Many people nowadays want the healthiest possible food to be produced in a way that protects the environment and nature. There is growing criticism in particular of the use of synthetic chemical pesticides because they leave residues in our food and nature and pose a risk to biodiversity. This is leading to ever great acceptance among the population of organic farming. However, as things currently stand it will be quite a challenge to switch agriculture for the most part or indeed entirely to organic methods. After all, we still need to supply the global population with sufficient foods, not to mention the energy and substances needed for a functioning bioeconomy.
Alternative plant production systems for every budget
If farmers use the very latest automated and digitally-interconnected technologies and follow biological principles, doing entirely without synthetic chemical pesticides, this can be part of the solution. At the same time, soil fertility must be maintained while achieving (the required) high biomass yields with high-quality products. This also entails the environmentally-compatible use of mineral fertilisers. Such farming methods that use mineral fertilisers but no synthetic chemical pesticides (Agriculture 4.0 without synthetic chemical pesticides, known as NOcsPS in German) involve a fundamental transformation of agricultural food production. This raises entirely new agronomic, economic, ecological and indeed social questions that will require careful and comprehensive accompanying research. Resulting products could find themselves priced in a category between conventionally- and organically-produced products. NOcsPS systems also reflect the goal of many national and state governments to transition to an agricultural strategy that entails effective reduction of synthetic chemical pesticides, increased biodiversity and better protection of insects.
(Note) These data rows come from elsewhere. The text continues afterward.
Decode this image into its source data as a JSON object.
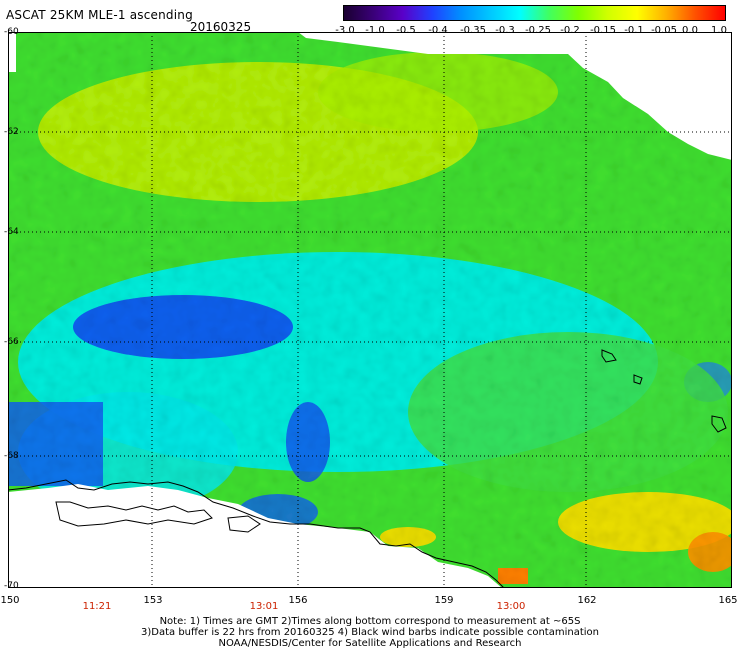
{
  "title": "ASCAT 25KM MLE-1 ascending",
  "date": "20160325",
  "colorbar": {
    "labels": [
      "-3.0",
      "-1.0",
      "-0.5",
      "-0.4",
      "-0.35",
      "-0.3",
      "-0.25",
      "-0.2",
      "-0.15",
      "-0.1",
      "-0.05",
      "0.0",
      "1.0"
    ],
    "colors": [
      "#1a0030",
      "#3a0078",
      "#5a00c8",
      "#2040ff",
      "#0090ff",
      "#00c8ff",
      "#00ffff",
      "#40ff60",
      "#80ff00",
      "#d0ff00",
      "#ffff00",
      "#ffb000",
      "#ff5000",
      "#ff0000"
    ]
  },
  "map": {
    "lat_labels": [
      "-60",
      "-62",
      "-64",
      "-66",
      "-68",
      "-70"
    ],
    "lon_labels": [
      "150",
      "153",
      "156",
      "159",
      "162",
      "165"
    ],
    "pass_times": [
      "11:21",
      "13:01",
      "13:00"
    ],
    "colors": {
      "yellow_green": "#c8f000",
      "green": "#40e030",
      "cyan": "#00f0f0",
      "blue": "#1050f0",
      "yellow": "#ffe000",
      "orange": "#ff8000",
      "coast": "#000000"
    }
  },
  "notes": {
    "line1": "Note: 1) Times are GMT 2)Times along bottom correspond to measurement at ~65S",
    "line2": "3)Data buffer is 22 hrs from 20160325 4) Black wind barbs indicate possible contamination",
    "line3": "NOAA/NESDIS/Center for Satellite Applications and Research"
  }
}
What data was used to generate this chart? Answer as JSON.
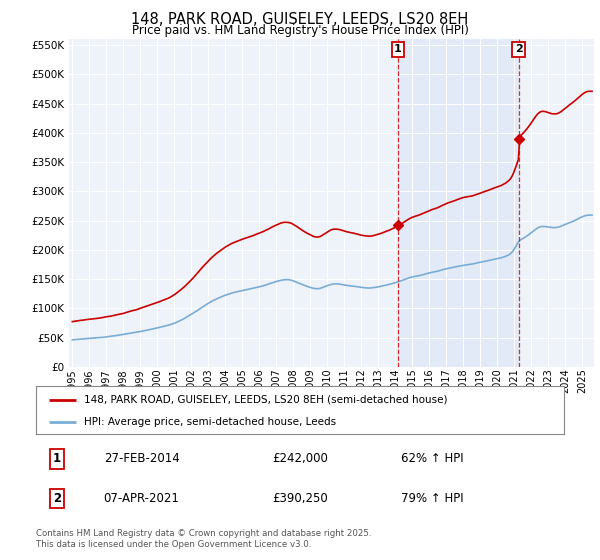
{
  "title": "148, PARK ROAD, GUISELEY, LEEDS, LS20 8EH",
  "subtitle": "Price paid vs. HM Land Registry's House Price Index (HPI)",
  "legend_line1": "148, PARK ROAD, GUISELEY, LEEDS, LS20 8EH (semi-detached house)",
  "legend_line2": "HPI: Average price, semi-detached house, Leeds",
  "annotation1_amount": "£242,000",
  "annotation1_hpi": "62% ↑ HPI",
  "annotation1_text": "27-FEB-2014",
  "annotation1_price": 242000,
  "annotation2_amount": "£390,250",
  "annotation2_hpi": "79% ↑ HPI",
  "annotation2_text": "07-APR-2021",
  "annotation2_price": 390250,
  "vline1_x": 2014.16,
  "vline2_x": 2021.27,
  "red_color": "#cc0000",
  "blue_color": "#7aadd6",
  "vline_color": "#cc0000",
  "shade_color": "#dce8f5",
  "ylim": [
    0,
    560000
  ],
  "xlim_start": 1994.8,
  "xlim_end": 2025.7,
  "footer": "Contains HM Land Registry data © Crown copyright and database right 2025.\nThis data is licensed under the Open Government Licence v3.0.",
  "background_color": "#ffffff",
  "plot_bg_color": "#eef2f9"
}
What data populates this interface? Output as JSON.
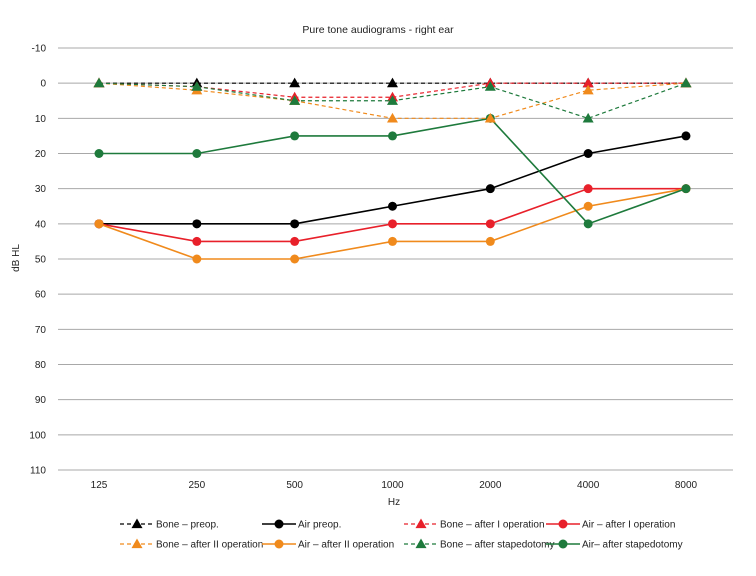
{
  "chart_data": {
    "type": "line",
    "title": "Pure tone audiograms - right ear",
    "xlabel": "Hz",
    "ylabel": "dB HL",
    "categories": [
      "125",
      "250",
      "500",
      "1000",
      "2000",
      "4000",
      "8000"
    ],
    "y_ticks": [
      "-10",
      "0",
      "10",
      "20",
      "30",
      "40",
      "50",
      "60",
      "70",
      "80",
      "90",
      "100",
      "110"
    ],
    "ylim": [
      -10,
      110
    ],
    "y_inverted": true,
    "grid": "horizontal",
    "legend_position": "bottom",
    "series": [
      {
        "name": "Bone – preop.",
        "color": "#000000",
        "dashed": true,
        "marker": "triangle",
        "values": [
          0,
          0,
          0,
          0,
          0,
          0,
          0
        ]
      },
      {
        "name": "Air preop.",
        "color": "#000000",
        "dashed": false,
        "marker": "circle",
        "values": [
          40,
          40,
          40,
          35,
          30,
          20,
          15
        ]
      },
      {
        "name": "Bone – after I operation",
        "color": "#e8202a",
        "dashed": true,
        "marker": "triangle",
        "values": [
          0,
          1,
          4,
          4,
          0,
          0,
          0
        ]
      },
      {
        "name": "Air – after I operation",
        "color": "#e8202a",
        "dashed": false,
        "marker": "circle",
        "values": [
          40,
          45,
          45,
          40,
          40,
          30,
          30
        ]
      },
      {
        "name": "Bone – after II operation",
        "color": "#f08a1c",
        "dashed": true,
        "marker": "triangle",
        "values": [
          0,
          2,
          5,
          10,
          10,
          2,
          0
        ]
      },
      {
        "name": "Air – after II operation",
        "color": "#f08a1c",
        "dashed": false,
        "marker": "circle",
        "values": [
          40,
          50,
          50,
          45,
          45,
          35,
          30
        ]
      },
      {
        "name": "Bone – after stapedotomy",
        "color": "#1e7a3c",
        "dashed": true,
        "marker": "triangle",
        "values": [
          0,
          1,
          5,
          5,
          1,
          10,
          0
        ]
      },
      {
        "name": "Air– after stapedotomy",
        "color": "#1e7a3c",
        "dashed": false,
        "marker": "circle",
        "values": [
          20,
          20,
          15,
          15,
          10,
          40,
          30
        ]
      }
    ]
  }
}
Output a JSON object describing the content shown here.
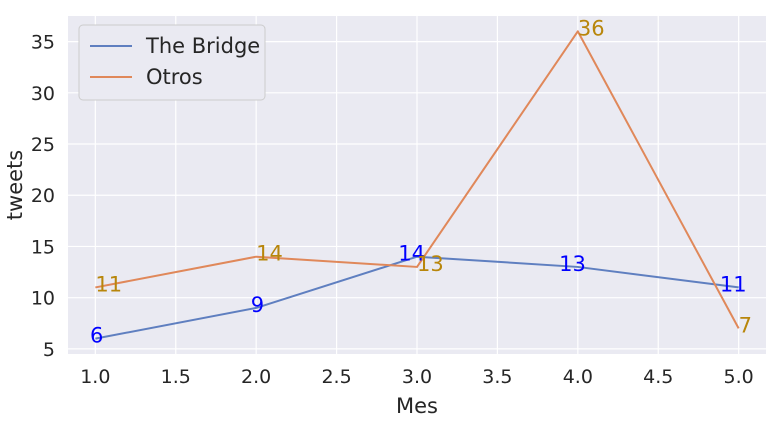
{
  "chart_data": {
    "type": "line",
    "title": "",
    "xlabel": "Mes",
    "ylabel": "tweets",
    "xlim": [
      0.83,
      5.17
    ],
    "ylim": [
      4.5,
      37.5
    ],
    "xticks": [
      1.0,
      1.5,
      2.0,
      2.5,
      3.0,
      3.5,
      4.0,
      4.5,
      5.0
    ],
    "xtick_labels": [
      "1.0",
      "1.5",
      "2.0",
      "2.5",
      "3.0",
      "3.5",
      "4.0",
      "4.5",
      "5.0"
    ],
    "yticks": [
      5,
      10,
      15,
      20,
      25,
      30,
      35
    ],
    "ytick_labels": [
      "5",
      "10",
      "15",
      "20",
      "25",
      "30",
      "35"
    ],
    "grid": true,
    "legend_position": "top-left",
    "x": [
      1,
      2,
      3,
      4,
      5
    ],
    "series": [
      {
        "name": "The Bridge",
        "values": [
          6,
          9,
          14,
          13,
          11
        ],
        "labels": [
          "6",
          "9",
          "14",
          "13",
          "11"
        ],
        "line_color": "#5f7fc0",
        "label_color": "#0000ff",
        "label_placement": "left"
      },
      {
        "name": "Otros",
        "values": [
          11,
          14,
          13,
          36,
          7
        ],
        "labels": [
          "11",
          "14",
          "13",
          "36",
          "7"
        ],
        "line_color": "#e0885a",
        "label_color": "#b8860b",
        "label_placement": "right"
      }
    ],
    "colors": {
      "background": "#eaeaf2",
      "grid": "#ffffff",
      "text": "#262626"
    }
  }
}
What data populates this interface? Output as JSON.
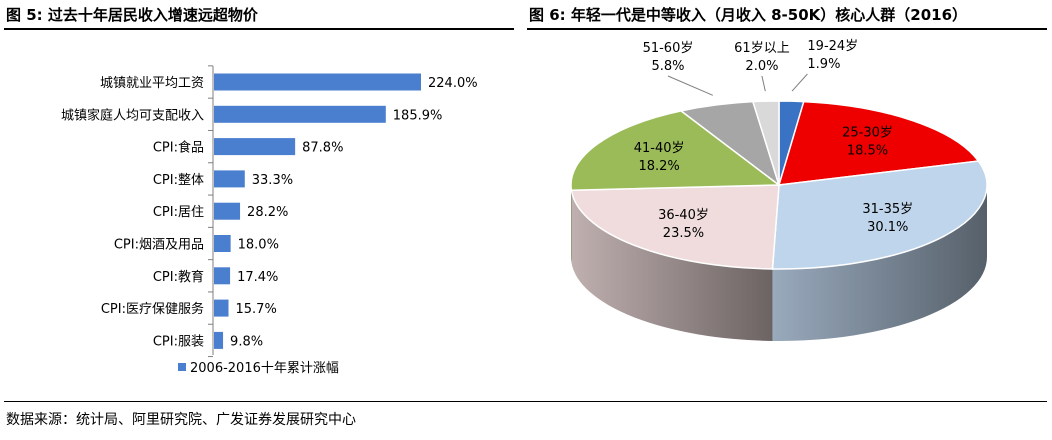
{
  "left_title": "图 5:  过去十年居民收入增速远超物价",
  "right_title": "图 6: 年轻一代是中等收入（月收入 8-50K）核心人群（2016）",
  "source": "数据来源：统计局、阿里研究院、广发证券发展研究中心",
  "colors": {
    "bar": "#4a7ecf",
    "pie": [
      "#3b73c4",
      "#ee0000",
      "#bfd5ec",
      "#f0dcdc",
      "#9bbb59",
      "#a6a6a6",
      "#d9d9d9"
    ]
  },
  "chart_data": [
    {
      "type": "bar",
      "orientation": "horizontal",
      "categories": [
        "城镇就业平均工资",
        "城镇家庭人均可支配收入",
        "CPI:食品",
        "CPI:整体",
        "CPI:居住",
        "CPI:烟酒及用品",
        "CPI:教育",
        "CPI:医疗保健服务",
        "CPI:服装"
      ],
      "values": [
        224.0,
        185.9,
        87.8,
        33.3,
        28.2,
        18.0,
        17.4,
        15.7,
        9.8
      ],
      "value_labels": [
        "224.0%",
        "185.9%",
        "87.8%",
        "33.3%",
        "28.2%",
        "18.0%",
        "17.4%",
        "15.7%",
        "9.8%"
      ],
      "legend": "2006-2016十年累计涨幅",
      "legend_position": "bottom"
    },
    {
      "type": "pie",
      "style": "3d",
      "slices": [
        {
          "label": "19-24岁",
          "value": 1.9,
          "value_label": "1.9%"
        },
        {
          "label": "25-30岁",
          "value": 18.5,
          "value_label": "18.5%"
        },
        {
          "label": "31-35岁",
          "value": 30.1,
          "value_label": "30.1%"
        },
        {
          "label": "36-40岁",
          "value": 23.5,
          "value_label": "23.5%"
        },
        {
          "label": "41-40岁",
          "value": 18.2,
          "value_label": "18.2%"
        },
        {
          "label": "51-60岁",
          "value": 5.8,
          "value_label": "5.8%"
        },
        {
          "label": "61岁以上",
          "value": 2.0,
          "value_label": "2.0%"
        }
      ]
    }
  ]
}
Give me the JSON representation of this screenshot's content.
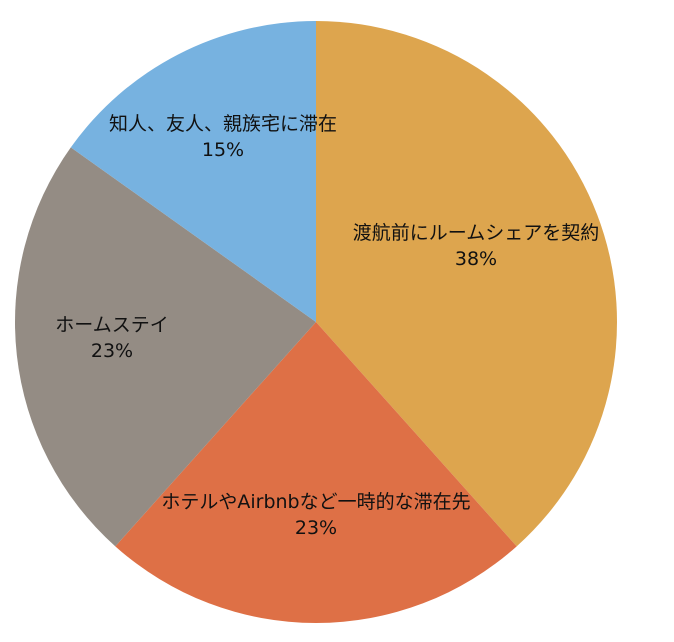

New research project for a more sustainable bioeconomy
Under the umbrella of the BMBF-funded research programme “Agricultural Systems of the Future”, the universities of Hohenheim and Göttingen, together with the Julius Kühn Institute, are working to develop and analyse NOcsPS systems and compare these with other farming methods. This comparison is undertaken in a whole series of trials on the parcel, field, operational and agricultural levels, and from ecological, economic and social perspectives. The research consortium is being supported by many companies involved in production, processing and consulting, meaning that NOcsPS agricultural systems can be developed on the basis of interrelated innovative agronomic and technological aspects, e.g. sensor technology and robotics. The result is innovative farming systems that can effectively complement conventional and organic agriculture, achieving good yields and product quality together with positive ecological impact. This could end the polarisation of markets between conventional and organic farming. In other words, NOcsPS not only constitutes a new approach to agriculture in its own right; it also creates an opportunity to encourage organic farmers to embrace alternative fertiliser strategies and growing measures and to inspire conventional farmers to reduce their use of synthetic chemical pesticides and optimise their fertilisation. The diversity of these agricultural systems, and their use to complement existing methods, can potentially increase the sustainability of bioeconomic value chains. This is because fewer harmful chemicals are released into the environment and biodiversity can be increased, while at the same time achieving high natural yields.